Vous avez publié Le Moine et le Philosophe avec votre père Jean-François Revel. Son succès a fait de vous un personnage médiatique. Comment concilier ce statut avec celui de moine bouddhiste ?

La première leçon est que cette célébrité est très artificielle. Vous passez dans cette étrange lucarne qu’est la télé et, soudain, les gens vous parlent dans la rue. Longtemps, je venais de mon Himalaya en étant inconnu. Puis les livres se sont enchaînés, les projets humanitaires. Je me demande parfois si j’ai bien fait. On me dit que je suis très médiatisé, le moine le plus célèbre de France… C’est un peu l’overdose, je vous assure.
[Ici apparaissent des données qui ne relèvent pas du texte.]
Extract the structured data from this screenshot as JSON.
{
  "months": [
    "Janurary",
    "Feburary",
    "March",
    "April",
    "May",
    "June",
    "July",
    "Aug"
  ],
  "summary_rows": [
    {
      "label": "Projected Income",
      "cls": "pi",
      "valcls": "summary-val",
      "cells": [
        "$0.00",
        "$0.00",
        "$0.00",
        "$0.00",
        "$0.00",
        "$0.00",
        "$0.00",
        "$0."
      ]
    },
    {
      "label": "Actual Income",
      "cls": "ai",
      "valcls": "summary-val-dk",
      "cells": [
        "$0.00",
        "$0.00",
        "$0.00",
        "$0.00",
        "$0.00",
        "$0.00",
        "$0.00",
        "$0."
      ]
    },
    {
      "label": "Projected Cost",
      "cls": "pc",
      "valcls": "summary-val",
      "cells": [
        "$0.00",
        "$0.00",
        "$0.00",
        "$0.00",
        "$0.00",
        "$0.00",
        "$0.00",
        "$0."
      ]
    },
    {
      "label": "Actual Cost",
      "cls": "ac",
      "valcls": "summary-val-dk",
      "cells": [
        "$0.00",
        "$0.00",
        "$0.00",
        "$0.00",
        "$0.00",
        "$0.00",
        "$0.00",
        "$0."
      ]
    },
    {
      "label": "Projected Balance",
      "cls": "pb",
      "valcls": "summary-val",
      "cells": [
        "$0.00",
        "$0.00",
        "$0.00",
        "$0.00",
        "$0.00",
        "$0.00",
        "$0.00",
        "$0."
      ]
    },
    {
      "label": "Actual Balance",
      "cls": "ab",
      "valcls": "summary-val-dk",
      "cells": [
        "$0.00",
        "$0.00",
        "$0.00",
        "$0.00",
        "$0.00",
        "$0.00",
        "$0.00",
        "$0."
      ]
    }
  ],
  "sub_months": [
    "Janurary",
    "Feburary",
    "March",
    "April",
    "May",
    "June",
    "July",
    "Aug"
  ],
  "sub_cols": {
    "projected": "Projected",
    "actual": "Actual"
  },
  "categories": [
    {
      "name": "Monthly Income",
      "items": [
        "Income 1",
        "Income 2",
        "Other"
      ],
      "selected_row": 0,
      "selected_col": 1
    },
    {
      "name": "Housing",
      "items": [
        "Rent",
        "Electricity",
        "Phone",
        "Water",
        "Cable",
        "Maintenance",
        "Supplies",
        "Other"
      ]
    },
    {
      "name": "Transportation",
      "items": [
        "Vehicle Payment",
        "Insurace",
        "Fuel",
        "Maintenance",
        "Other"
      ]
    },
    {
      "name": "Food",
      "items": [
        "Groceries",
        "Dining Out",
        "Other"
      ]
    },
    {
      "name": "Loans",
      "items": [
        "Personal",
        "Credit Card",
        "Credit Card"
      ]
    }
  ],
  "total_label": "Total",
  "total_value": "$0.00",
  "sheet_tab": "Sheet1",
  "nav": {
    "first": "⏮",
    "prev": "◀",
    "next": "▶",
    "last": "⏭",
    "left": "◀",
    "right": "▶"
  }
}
En même temps, ça me permet de partager des idées.

Faites-vous du prosélytisme pour le bouddhisme ?

Ah, non ! Je serais même honteux d’en faire. Je ne décourage pas les gens mais je ne les encourage pas. Si on me demande de trouver quelqu’un pour l’initier au bouddhisme, je donne quelques conseils…

Peu de gens sont capables de donner une définition précise du bouddhisme. Est-ce une religion au sens propre ?

C’est un vieux débat. Les philosophes disent que c’est une religion et les religieux que c’est une philosophie. C’est quelque chose qui permet de faire le pont entre les deux. C’est une philosophie profonde, complexe, que j’ai passé des années à étudier. Ce n’est pas une religion théiste, le bouddhisme réfute la notion de créateur et de cause première. Mais il y a une forme de transcendance. C’est en tout cas une spiritualité. Est-ce qu’on peut dire que c’est une religion ? Il y a des rituels de groupe, des méditations guidées très développées qui durent toute une journée. Il existe aussi un bouddhisme populaire où les gens n’ont pas forcément approfondi les textes philosophiques. Il y a plusieurs niveaux.

Qu’est-ce que vous diriez à quelqu’un qui voudrait devenir bouddhiste ?

Réfléchissez bien. Prenez votre temps, regardez les textes pour ne pas vous mettre entre les mains de n’importe qui. Surtout, pas de précipitation. Comme on dit au Tibet, frottez le caillou pour voir si c’est de l’or.